Il nostro ministro della Difesa Guido Crosetto ha più volte ribadito che questa sarà una guerra lunga: lei è dello stesso parere o intravede la possibilità di una soluzione?

Sono d’accordo, purtroppo.

È un dato oggettivo che la situazione tra Russia e Ucraina è in stallo sotto il profilo militare, l’arrivo dell’inverno non promette nulla di buono. Non è il caso, a suo giudizio, di perorare la causa di una svolta profonda che inizi a mettere fine allo scontro?

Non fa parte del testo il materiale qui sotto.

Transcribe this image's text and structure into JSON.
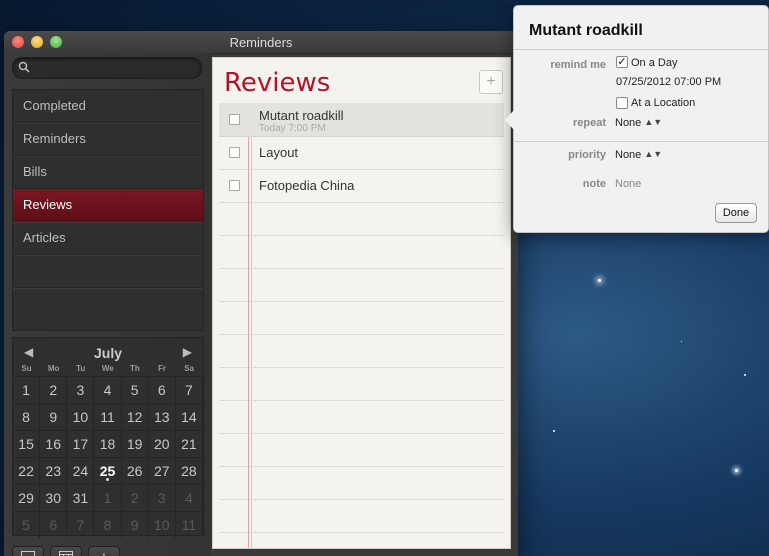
{
  "window": {
    "title": "Reminders"
  },
  "sidebar": {
    "search_placeholder": "",
    "lists": [
      {
        "label": "Completed"
      },
      {
        "label": "Reminders"
      },
      {
        "label": "Bills"
      },
      {
        "label": "Reviews",
        "selected": true
      },
      {
        "label": "Articles"
      }
    ]
  },
  "calendar": {
    "month": "July",
    "prev": "◀",
    "next": "▶",
    "weekdays": [
      "Su",
      "Mo",
      "Tu",
      "We",
      "Th",
      "Fr",
      "Sa"
    ],
    "weeks": [
      [
        "1",
        "2",
        "3",
        "4",
        "5",
        "6",
        "7"
      ],
      [
        "8",
        "9",
        "10",
        "11",
        "12",
        "13",
        "14"
      ],
      [
        "15",
        "16",
        "17",
        "18",
        "19",
        "20",
        "21"
      ],
      [
        "22",
        "23",
        "24",
        "25",
        "26",
        "27",
        "28"
      ],
      [
        "29",
        "30",
        "31",
        "1",
        "2",
        "3",
        "4"
      ],
      [
        "5",
        "6",
        "7",
        "8",
        "9",
        "10",
        "11"
      ]
    ],
    "today": "25"
  },
  "footer": {
    "add_label": "+"
  },
  "list_view": {
    "title": "Reviews",
    "add_label": "+",
    "items": [
      {
        "title": "Mutant roadkill",
        "subtitle": "Today 7:00 PM"
      },
      {
        "title": "Layout"
      },
      {
        "title": "Fotopedia China"
      }
    ]
  },
  "popover": {
    "title": "Mutant roadkill",
    "remind_me_label": "remind me",
    "on_a_day_label": "On a Day",
    "on_a_day_checked": "✓",
    "datetime": "07/25/2012  07:00 PM",
    "at_location_label": "At a Location",
    "repeat_label": "repeat",
    "repeat_value": "None",
    "priority_label": "priority",
    "priority_value": "None",
    "note_label": "note",
    "note_value": "None",
    "updown": "▲▼",
    "done_label": "Done"
  }
}
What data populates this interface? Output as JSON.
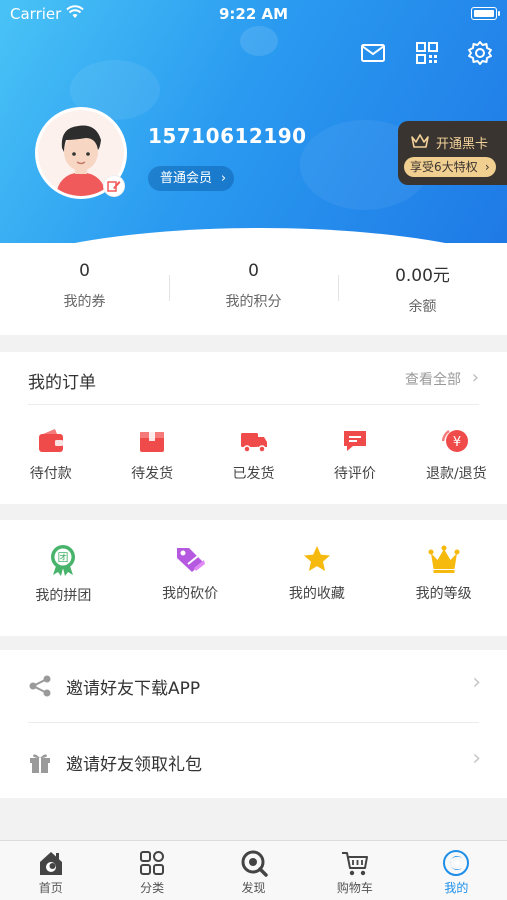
{
  "status_bar": {
    "carrier": "Carrier",
    "time": "9:22 AM"
  },
  "header": {
    "icons": [
      "message-icon",
      "qr-scan-icon",
      "settings-icon"
    ],
    "phone": "15710612190",
    "member_level": "普通会员",
    "black_card": {
      "title": "开通黑卡",
      "subtitle": "享受6大特权"
    }
  },
  "stats": [
    {
      "value": "0",
      "label": "我的券"
    },
    {
      "value": "0",
      "label": "我的积分"
    },
    {
      "value": "0.00元",
      "label": "余额"
    }
  ],
  "orders": {
    "title": "我的订单",
    "view_all": "查看全部",
    "items": [
      {
        "label": "待付款",
        "icon": "wallet-icon"
      },
      {
        "label": "待发货",
        "icon": "package-icon"
      },
      {
        "label": "已发货",
        "icon": "truck-icon"
      },
      {
        "label": "待评价",
        "icon": "comment-icon"
      },
      {
        "label": "退款/退货",
        "icon": "refund-icon"
      }
    ]
  },
  "tools": [
    {
      "label": "我的拼团",
      "icon": "group-buy-icon"
    },
    {
      "label": "我的砍价",
      "icon": "bargain-tag-icon"
    },
    {
      "label": "我的收藏",
      "icon": "star-icon"
    },
    {
      "label": "我的等级",
      "icon": "crown-icon"
    }
  ],
  "invites": [
    {
      "label": "邀请好友下载APP",
      "icon": "share-icon"
    },
    {
      "label": "邀请好友领取礼包",
      "icon": "gift-icon"
    }
  ],
  "tabbar": {
    "active": "我的",
    "items": [
      {
        "label": "首页",
        "icon": "home-icon"
      },
      {
        "label": "分类",
        "icon": "category-icon"
      },
      {
        "label": "发现",
        "icon": "discover-icon"
      },
      {
        "label": "购物车",
        "icon": "cart-icon"
      },
      {
        "label": "我的",
        "icon": "profile-icon"
      }
    ]
  },
  "colors": {
    "brand_blue": "#2a9af0",
    "accent_red": "#f04b4b",
    "gold": "#f1cf91",
    "active_tab": "#1e8ee8"
  }
}
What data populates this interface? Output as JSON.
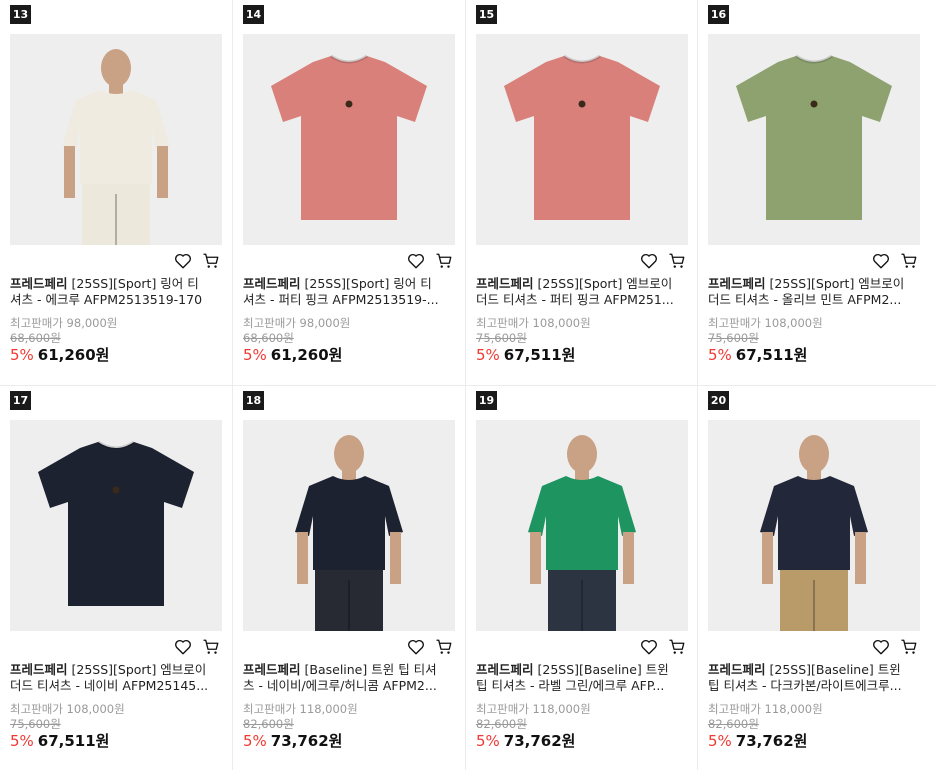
{
  "products": [
    {
      "rank": "13",
      "brand": "프레드페리",
      "title": "[25SS][Sport] 링어 티셔츠 - 에크루 AFPM2513519-170",
      "max_price": "최고판매가 98,000원",
      "original_price": "68,600원",
      "discount": "5%",
      "price": "61,260원",
      "shirt_color": "#efebe0",
      "image": "model",
      "pants_color": "#ece8dc"
    },
    {
      "rank": "14",
      "brand": "프레드페리",
      "title": "[25SS][Sport] 링어 티셔츠 - 퍼티 핑크 AFPM2513519-...",
      "max_price": "최고판매가 98,000원",
      "original_price": "68,600원",
      "discount": "5%",
      "price": "61,260원",
      "shirt_color": "#d9807b",
      "image": "shirt"
    },
    {
      "rank": "15",
      "brand": "프레드페리",
      "title": "[25SS][Sport] 엠브로이더드 티셔츠 - 퍼티 핑크 AFPM251...",
      "max_price": "최고판매가 108,000원",
      "original_price": "75,600원",
      "discount": "5%",
      "price": "67,511원",
      "shirt_color": "#d9807b",
      "image": "shirt"
    },
    {
      "rank": "16",
      "brand": "프레드페리",
      "title": "[25SS][Sport] 엠브로이더드 티셔츠 - 올리브 민트 AFPM2...",
      "max_price": "최고판매가 108,000원",
      "original_price": "75,600원",
      "discount": "5%",
      "price": "67,511원",
      "shirt_color": "#8ea270",
      "image": "shirt"
    },
    {
      "rank": "17",
      "brand": "프레드페리",
      "title": "[25SS][Sport] 엠브로이더드 티셔츠 - 네이비 AFPM25145...",
      "max_price": "최고판매가 108,000원",
      "original_price": "75,600원",
      "discount": "5%",
      "price": "67,511원",
      "shirt_color": "#1c2230",
      "image": "shirt"
    },
    {
      "rank": "18",
      "brand": "프레드페리",
      "title": "[Baseline] 트윈 팁 티셔츠 - 네이비/에크루/허니콤 AFPM2...",
      "max_price": "최고판매가 118,000원",
      "original_price": "82,600원",
      "discount": "5%",
      "price": "73,762원",
      "shirt_color": "#1d2230",
      "image": "model",
      "pants_color": "#272a33"
    },
    {
      "rank": "19",
      "brand": "프레드페리",
      "title": "[25SS][Baseline] 트윈 팁 티셔츠 - 라벨 그린/에크루 AFP...",
      "max_price": "최고판매가 118,000원",
      "original_price": "82,600원",
      "discount": "5%",
      "price": "73,762원",
      "shirt_color": "#1e9460",
      "image": "model",
      "pants_color": "#2c3442"
    },
    {
      "rank": "20",
      "brand": "프레드페리",
      "title": "[25SS][Baseline] 트윈 팁 티셔츠 - 다크카본/라이트에크루...",
      "max_price": "최고판매가 118,000원",
      "original_price": "82,600원",
      "discount": "5%",
      "price": "73,762원",
      "shirt_color": "#22283a",
      "image": "model",
      "pants_color": "#b99b6a"
    }
  ]
}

Guardi, a parole è difficile non essere d’accordo, da cattolico prego perché l’iniziativa di pace promossa dal Vaticano con la Chiesa ortodossa russa possa trovare uno sbocco favorevole. Però il tema è: davvero consideriamo accettabile e giusta una pace che fotografi l’attuale situazione sul campo? Davvero dopo tutti gli sforzi fatti possiamo dire alla nazione aggredita e a tutto il mondo che abbiamo scherzato e che chi ha aggredito può tenersi la Crimea e le quattro regioni del Donbass? Davvero possiamo accettare che alla forza della legge si sostituisca la legge del più forte e che princìpi fondamentali del nostro ordine internazionale come quelli di sovranità e integrità territoriale possano essere calpestati impunemente? E, se anche lo facessimo, noi e i nostri popoli fratelli dell’Est saremmo davvero a riparo dal rischio di subire lo stesso trattamento? Sono interrogativi inquietanti a cui, in coscienza, pur auspicando la pace come tutti, non riesco a rispondere “sì”.